Turning high-throughput structural biology into predictive inhibitor design
The significant increase in the throughput of structural biology provides an exciting source of data that characterizes protein–ligand interactions. We develop a new machine learning framework that extracts physically meaningful descriptors of protein–ligand complexes and relates them to bioactivity. Our framework is validated prospectively in the design of SARS-CoV-2 Mpro inhibitors.
Data-Driven Discovery of Molecular Photoswitches with Multioutput Gaussian Processes
Photoswitchable molecules display two or more isomeric forms that may be accessed using light. These molecules are used in applications such as energy storage, molecular electronics, and therapeutics. A key challenge is designing them to switch at desired wavelengths. We developed a new machine learning framework that predicts properties of photoswitches, and prospectively discovered novel molecules that satisfy a set of challenging photophysical profiles.

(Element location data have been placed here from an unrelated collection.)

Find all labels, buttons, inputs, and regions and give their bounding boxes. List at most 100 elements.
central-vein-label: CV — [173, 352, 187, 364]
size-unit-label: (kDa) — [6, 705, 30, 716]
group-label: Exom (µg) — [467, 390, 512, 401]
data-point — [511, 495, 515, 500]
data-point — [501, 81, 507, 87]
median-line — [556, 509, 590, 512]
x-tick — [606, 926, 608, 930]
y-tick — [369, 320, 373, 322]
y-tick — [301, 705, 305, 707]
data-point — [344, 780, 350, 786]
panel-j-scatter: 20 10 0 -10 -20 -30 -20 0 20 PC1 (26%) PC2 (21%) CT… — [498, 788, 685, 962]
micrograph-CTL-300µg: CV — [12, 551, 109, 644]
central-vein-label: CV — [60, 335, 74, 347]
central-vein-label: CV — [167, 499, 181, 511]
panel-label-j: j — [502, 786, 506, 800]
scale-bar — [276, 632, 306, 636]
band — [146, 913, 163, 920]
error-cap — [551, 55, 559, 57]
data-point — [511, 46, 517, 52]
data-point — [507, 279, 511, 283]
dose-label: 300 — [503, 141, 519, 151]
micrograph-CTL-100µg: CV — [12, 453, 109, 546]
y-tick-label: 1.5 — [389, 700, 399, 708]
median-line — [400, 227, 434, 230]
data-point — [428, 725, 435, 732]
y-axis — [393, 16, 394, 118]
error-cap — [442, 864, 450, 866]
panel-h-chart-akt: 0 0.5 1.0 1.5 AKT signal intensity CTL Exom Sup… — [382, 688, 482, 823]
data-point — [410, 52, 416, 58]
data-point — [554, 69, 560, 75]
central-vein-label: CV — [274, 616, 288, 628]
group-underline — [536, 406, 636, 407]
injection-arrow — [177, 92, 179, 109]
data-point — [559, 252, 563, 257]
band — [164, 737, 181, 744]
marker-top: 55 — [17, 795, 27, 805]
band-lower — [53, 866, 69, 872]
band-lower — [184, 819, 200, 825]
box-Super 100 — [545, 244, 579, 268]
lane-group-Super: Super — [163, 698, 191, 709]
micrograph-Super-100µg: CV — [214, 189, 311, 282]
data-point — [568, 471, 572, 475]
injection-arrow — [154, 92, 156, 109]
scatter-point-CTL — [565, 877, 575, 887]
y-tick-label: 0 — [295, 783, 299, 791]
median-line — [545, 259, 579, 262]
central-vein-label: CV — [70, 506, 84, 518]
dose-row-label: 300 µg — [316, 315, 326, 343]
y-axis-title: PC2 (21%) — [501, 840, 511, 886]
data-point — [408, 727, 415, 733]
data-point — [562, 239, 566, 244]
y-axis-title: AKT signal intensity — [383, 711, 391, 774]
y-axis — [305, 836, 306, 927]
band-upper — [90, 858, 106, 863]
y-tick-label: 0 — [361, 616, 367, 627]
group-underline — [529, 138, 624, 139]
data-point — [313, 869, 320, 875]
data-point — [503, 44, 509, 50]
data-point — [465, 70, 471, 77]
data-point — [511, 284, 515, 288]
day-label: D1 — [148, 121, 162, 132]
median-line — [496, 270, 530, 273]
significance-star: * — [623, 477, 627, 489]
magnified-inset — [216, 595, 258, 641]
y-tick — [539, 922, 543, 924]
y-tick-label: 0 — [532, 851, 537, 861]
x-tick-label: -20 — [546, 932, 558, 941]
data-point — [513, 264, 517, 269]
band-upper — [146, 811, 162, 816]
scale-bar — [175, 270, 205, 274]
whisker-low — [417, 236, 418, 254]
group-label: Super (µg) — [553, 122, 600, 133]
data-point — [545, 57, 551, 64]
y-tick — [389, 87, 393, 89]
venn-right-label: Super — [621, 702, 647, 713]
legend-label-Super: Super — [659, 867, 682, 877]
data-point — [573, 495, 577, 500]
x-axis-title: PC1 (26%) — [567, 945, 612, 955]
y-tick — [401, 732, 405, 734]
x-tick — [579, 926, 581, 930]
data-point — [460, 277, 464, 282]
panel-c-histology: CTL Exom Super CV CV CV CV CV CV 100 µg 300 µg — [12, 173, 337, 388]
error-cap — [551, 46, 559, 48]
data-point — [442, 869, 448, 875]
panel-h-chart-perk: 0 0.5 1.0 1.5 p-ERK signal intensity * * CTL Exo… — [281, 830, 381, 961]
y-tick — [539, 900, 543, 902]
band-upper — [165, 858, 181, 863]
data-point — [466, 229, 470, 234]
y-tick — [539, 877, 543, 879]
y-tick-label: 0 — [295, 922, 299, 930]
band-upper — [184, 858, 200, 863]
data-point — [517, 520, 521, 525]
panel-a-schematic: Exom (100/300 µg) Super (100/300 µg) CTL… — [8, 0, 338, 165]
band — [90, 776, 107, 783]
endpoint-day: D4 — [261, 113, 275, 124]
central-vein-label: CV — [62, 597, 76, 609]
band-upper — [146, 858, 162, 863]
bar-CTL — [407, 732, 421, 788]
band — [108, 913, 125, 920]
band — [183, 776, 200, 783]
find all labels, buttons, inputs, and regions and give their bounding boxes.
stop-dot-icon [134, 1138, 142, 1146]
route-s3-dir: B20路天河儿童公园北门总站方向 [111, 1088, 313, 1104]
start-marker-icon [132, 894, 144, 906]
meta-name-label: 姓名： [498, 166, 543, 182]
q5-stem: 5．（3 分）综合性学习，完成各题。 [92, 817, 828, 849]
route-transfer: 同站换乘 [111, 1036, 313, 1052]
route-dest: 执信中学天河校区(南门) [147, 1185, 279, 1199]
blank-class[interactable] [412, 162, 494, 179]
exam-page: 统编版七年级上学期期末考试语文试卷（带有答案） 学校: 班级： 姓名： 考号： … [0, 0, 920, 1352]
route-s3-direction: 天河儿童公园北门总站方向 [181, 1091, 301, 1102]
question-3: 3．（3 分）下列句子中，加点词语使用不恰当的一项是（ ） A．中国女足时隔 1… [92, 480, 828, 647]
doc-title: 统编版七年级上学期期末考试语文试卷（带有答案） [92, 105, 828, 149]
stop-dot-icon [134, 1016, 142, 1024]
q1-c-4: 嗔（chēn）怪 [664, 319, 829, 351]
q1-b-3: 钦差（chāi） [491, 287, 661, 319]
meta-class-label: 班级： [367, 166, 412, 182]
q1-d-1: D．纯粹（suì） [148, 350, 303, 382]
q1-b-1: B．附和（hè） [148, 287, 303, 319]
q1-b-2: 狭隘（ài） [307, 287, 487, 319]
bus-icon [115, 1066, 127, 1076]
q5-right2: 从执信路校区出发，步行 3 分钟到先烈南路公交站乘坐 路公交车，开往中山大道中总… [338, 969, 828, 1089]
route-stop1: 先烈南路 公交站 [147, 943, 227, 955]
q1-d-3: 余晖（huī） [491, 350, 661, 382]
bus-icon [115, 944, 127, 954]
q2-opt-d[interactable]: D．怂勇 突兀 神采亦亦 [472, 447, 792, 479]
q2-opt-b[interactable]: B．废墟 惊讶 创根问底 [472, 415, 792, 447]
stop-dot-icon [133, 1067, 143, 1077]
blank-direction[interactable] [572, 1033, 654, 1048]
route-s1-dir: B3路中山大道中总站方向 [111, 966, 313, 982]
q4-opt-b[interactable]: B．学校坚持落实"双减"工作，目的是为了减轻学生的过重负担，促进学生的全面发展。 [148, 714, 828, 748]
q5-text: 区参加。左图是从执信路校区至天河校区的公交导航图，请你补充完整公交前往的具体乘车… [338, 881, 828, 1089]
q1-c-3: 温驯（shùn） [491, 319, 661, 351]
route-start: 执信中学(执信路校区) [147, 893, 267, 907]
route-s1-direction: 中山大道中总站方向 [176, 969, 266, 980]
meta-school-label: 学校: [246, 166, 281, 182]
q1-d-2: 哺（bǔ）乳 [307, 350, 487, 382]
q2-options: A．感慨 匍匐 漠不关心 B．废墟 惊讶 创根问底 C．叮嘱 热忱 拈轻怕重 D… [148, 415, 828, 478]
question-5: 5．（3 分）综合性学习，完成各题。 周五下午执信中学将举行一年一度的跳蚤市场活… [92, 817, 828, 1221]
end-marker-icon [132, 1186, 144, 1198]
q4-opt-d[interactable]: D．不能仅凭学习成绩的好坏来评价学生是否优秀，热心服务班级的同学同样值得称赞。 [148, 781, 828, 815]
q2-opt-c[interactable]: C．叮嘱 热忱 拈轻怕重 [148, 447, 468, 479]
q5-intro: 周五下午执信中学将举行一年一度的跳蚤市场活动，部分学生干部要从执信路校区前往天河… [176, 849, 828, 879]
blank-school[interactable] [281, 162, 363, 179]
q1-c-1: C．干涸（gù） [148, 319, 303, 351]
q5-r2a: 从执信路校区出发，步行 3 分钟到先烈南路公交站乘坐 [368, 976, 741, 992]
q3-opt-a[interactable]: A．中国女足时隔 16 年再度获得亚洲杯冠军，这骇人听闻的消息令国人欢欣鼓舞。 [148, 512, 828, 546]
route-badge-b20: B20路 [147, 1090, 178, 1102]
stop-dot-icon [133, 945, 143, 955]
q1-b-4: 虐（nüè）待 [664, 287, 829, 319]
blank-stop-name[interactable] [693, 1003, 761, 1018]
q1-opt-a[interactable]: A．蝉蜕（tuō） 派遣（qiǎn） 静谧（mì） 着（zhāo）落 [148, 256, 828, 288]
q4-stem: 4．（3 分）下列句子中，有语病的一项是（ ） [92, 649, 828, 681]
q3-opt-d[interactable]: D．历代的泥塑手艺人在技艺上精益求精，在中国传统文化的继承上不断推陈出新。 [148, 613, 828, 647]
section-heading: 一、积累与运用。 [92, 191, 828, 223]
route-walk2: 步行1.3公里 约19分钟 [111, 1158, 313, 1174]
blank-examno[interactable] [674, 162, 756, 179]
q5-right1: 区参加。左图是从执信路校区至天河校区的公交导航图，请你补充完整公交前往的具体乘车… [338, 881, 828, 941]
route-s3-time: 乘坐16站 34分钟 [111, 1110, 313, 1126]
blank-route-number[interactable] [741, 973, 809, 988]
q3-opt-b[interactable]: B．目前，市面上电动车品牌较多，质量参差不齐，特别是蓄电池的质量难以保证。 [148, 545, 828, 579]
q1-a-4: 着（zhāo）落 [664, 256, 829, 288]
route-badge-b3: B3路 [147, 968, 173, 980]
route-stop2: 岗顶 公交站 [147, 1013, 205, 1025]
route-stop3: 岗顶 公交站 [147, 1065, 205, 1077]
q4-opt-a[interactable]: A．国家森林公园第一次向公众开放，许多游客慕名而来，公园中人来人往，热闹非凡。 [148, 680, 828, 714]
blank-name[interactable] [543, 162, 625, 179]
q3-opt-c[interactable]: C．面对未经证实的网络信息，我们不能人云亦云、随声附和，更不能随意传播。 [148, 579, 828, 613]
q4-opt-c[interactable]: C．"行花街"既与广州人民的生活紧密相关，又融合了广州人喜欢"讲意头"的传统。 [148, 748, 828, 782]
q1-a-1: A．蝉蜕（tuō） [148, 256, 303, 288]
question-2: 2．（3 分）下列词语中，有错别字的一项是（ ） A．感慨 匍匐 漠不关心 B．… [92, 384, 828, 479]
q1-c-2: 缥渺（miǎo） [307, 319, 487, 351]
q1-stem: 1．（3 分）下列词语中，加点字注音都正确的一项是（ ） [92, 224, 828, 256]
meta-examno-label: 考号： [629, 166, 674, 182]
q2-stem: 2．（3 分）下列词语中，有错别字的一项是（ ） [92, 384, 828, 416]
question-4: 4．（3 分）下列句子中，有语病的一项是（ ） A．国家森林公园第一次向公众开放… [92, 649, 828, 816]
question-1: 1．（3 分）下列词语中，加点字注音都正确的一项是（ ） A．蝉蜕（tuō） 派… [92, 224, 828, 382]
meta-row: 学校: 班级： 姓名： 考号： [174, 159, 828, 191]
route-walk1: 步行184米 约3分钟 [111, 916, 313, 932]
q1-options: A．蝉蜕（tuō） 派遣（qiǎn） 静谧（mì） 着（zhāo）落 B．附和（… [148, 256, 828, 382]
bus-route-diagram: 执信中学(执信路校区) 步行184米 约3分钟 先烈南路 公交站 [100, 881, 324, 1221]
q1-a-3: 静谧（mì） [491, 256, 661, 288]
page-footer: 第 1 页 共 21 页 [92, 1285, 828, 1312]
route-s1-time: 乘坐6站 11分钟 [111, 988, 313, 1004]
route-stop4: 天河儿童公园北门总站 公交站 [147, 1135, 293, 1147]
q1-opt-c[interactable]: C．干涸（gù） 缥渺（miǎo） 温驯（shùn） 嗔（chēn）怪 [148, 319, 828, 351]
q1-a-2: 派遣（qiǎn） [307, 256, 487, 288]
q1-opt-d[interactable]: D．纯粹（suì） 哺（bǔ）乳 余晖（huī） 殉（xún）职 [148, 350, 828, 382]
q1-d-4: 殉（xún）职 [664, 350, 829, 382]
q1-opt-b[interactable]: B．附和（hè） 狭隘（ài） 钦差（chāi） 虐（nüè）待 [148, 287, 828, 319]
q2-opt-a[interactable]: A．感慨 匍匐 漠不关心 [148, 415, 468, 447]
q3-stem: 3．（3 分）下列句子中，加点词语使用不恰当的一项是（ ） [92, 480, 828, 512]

Quantitative interpretation explains machine learning models for chemical reaction prediction and uncovers bias
Although a plethora of machine learning models have been proposed in the literature for chemical reaction prediction, they suffer from being opaque black-boxes. We develop a framework to attribute predicted reaction outcomes both to specific parts of reactants, and to reactions in the training set. Using this framework, we identify ”Clever Hans” predictions where the correct prediction is reached for the wrong reason due to dataset bias.
Molecular Transformer unifies reaction prediction and retrosynthesis across pharma chemical space
We show that an attention-based machine translation model - Molecular Transformer - tackles both reaction prediction and retrosynthesis by learning from the same dataset. Moreover, a model trained on publicly available data is able to make accurate predictions on proprietary molecules extracted from pharma electronic lab notebooks, demonstrating generalisability across chemical space.
Molecular Transformer: A model for uncertainty-calibrated chemical reaction prediction
Organic synthesis is one of the key stumbling blocks in medicinal chemistry. We treat reaction prediction as a machine translation problem between the "language" of reactants-reagents and the "language" of products. This outperforms all algorithms in the literature, achieving a top-1 accuracy above 90% on a common benchmark dataset. Our algorithm requires no handcrafted rules, and accurately predicts subtle chemical transformations. Crucially, our model can accurately estimate its own uncertainty, with an uncertainty score that is 89% accurate in terms of classifying whether a prediction is correct.
Bayesian semi-supervised learning for uncertainty-calibrated prediction of molecular properties and active learning
Deep learning models are increasingly the method of choice in molecular properties prediction. However, to replace costly and mission-critical experiments by models, a high mean accuracy is not enough: models need to reliably predict when it will fail. We developed a methodology based on Bayesian deep learning that robustly estimates model uncertainty and enables active learning starting from the low data limit.
Ligand biological activity predicted by cleaning positive and negative chemical correlations
Predicting ligand biological activity is a key challenge in drug discovery. A data-driven approach needs to overcome the challenge that the number of molecules known to be active or inactive is vastly less than the number of possible chemical features that might determine binding. We develop a framework using random matrix theory that discovers important chemical features by disentangling undersampling noise. This method is used to prospectively discover four experimentally confirmed agonists of the human muscarinic acetylcholine receptor M1, a target for diseases such as Alzheimer’s disease and schizophrenia. Crucially, our method is interpretable and yields prospectively validated chemical insights on the binding modes of the M1 receptor.